„Aspektorientierte“ Analyse einer Dramenszene: Schiller, „Kabale und Liebe“, I,3 Gefühlsentwicklung bei einer Figur (Mat5772)

Worum es hier geht:

  • Eine Dramenszene kann man genauso komplett analysieren wie eine Kurzgeschichte oder ein Gedicht.
  • Daneben kann man sich aber auch auf einen bestimmten Aspekt (Fragestellung, Teilproblem) konzentrieren.
  • Das ist besonders interessant im Hinblick auf Klassenarbeiten und Klausuren. Denn dort muss sich – besonders bei langen Szenen – auf etwas beschränken.

Man muss hier nicht das Drama kennen:

Interessant ist in diesem Falle z.B. die Szene I,3 aus Schillers „Kabale und Liebe“. Man kann das Folgende aber durchaus für sich nehmen, wenn man ein paar Dinge weiß, die wir hier kurz vorstellen.

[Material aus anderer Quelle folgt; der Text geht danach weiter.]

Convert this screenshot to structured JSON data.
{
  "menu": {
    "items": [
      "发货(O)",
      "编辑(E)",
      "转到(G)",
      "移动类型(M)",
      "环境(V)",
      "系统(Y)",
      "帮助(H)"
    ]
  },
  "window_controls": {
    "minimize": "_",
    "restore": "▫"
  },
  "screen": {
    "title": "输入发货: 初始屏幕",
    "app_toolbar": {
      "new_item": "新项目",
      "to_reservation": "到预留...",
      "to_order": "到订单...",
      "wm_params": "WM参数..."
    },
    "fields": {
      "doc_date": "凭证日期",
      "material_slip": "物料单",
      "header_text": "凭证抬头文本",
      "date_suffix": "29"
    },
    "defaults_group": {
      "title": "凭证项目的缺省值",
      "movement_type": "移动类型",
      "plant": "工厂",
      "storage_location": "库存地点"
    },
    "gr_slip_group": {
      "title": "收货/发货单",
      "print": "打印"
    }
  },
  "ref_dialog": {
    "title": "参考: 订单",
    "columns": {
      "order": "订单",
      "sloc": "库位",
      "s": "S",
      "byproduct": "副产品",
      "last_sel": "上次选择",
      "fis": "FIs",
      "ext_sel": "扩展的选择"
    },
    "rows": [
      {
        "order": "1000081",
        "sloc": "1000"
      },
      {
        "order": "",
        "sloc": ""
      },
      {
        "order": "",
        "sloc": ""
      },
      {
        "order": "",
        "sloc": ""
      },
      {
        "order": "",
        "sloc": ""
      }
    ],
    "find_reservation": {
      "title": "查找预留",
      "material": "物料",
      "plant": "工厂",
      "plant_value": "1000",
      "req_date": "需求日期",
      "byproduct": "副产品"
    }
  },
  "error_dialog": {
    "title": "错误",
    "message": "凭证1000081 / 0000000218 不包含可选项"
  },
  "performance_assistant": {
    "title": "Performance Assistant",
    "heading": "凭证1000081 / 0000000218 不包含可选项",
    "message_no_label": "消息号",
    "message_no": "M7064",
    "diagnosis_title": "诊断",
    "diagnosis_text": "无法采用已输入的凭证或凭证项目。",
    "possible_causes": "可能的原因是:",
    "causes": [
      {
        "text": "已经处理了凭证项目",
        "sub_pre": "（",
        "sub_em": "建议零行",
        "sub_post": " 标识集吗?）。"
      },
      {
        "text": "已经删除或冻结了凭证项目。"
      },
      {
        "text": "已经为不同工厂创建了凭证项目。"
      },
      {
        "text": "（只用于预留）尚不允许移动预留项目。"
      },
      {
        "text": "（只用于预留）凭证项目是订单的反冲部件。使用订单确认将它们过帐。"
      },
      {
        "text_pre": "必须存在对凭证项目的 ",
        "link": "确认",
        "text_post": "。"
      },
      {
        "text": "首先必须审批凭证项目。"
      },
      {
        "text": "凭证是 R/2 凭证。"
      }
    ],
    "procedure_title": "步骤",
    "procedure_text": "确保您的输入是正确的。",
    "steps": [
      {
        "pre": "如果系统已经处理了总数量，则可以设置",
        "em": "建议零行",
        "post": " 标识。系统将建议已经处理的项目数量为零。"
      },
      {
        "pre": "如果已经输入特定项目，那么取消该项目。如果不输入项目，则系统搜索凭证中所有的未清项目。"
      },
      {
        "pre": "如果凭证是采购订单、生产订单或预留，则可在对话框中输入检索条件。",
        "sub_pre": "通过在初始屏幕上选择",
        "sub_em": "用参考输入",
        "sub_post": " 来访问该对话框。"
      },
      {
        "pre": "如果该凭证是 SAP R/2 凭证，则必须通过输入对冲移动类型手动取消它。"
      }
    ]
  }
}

  • Luise ist eine junge Frau aus bürgerlichem Haus, die sich in den adligen Ferdinand verliebt hat und umgekehrt.
  • Ihr Vater, der Geiger Miller, angestellt an einem Fürstenhof um 1800, ist darüber sehr besorgt ist. Er fürchtet, dass daraus angesichts der Vorrechte des Adels nichts wird und seine Tochter – vielleicht sogar mit einem unehelichen Kind – sitzengelassen wird.
  • Kurz zuvor hat er allerdings den Sekretär Wurm, der die rechte Hand des mächtigen Präsidenten ist, als Bewerber für seine Tochter zurückgewiesen. Er glaubt nämlich nicht, dass Luise mit diesem trockenen Bürokraten glücklich wird.
  • In dieser Situation kommt die Tochter gerade aus der Kirche zurück und sie spricht sich mit ihrem Vater über ihre Beziehung aus.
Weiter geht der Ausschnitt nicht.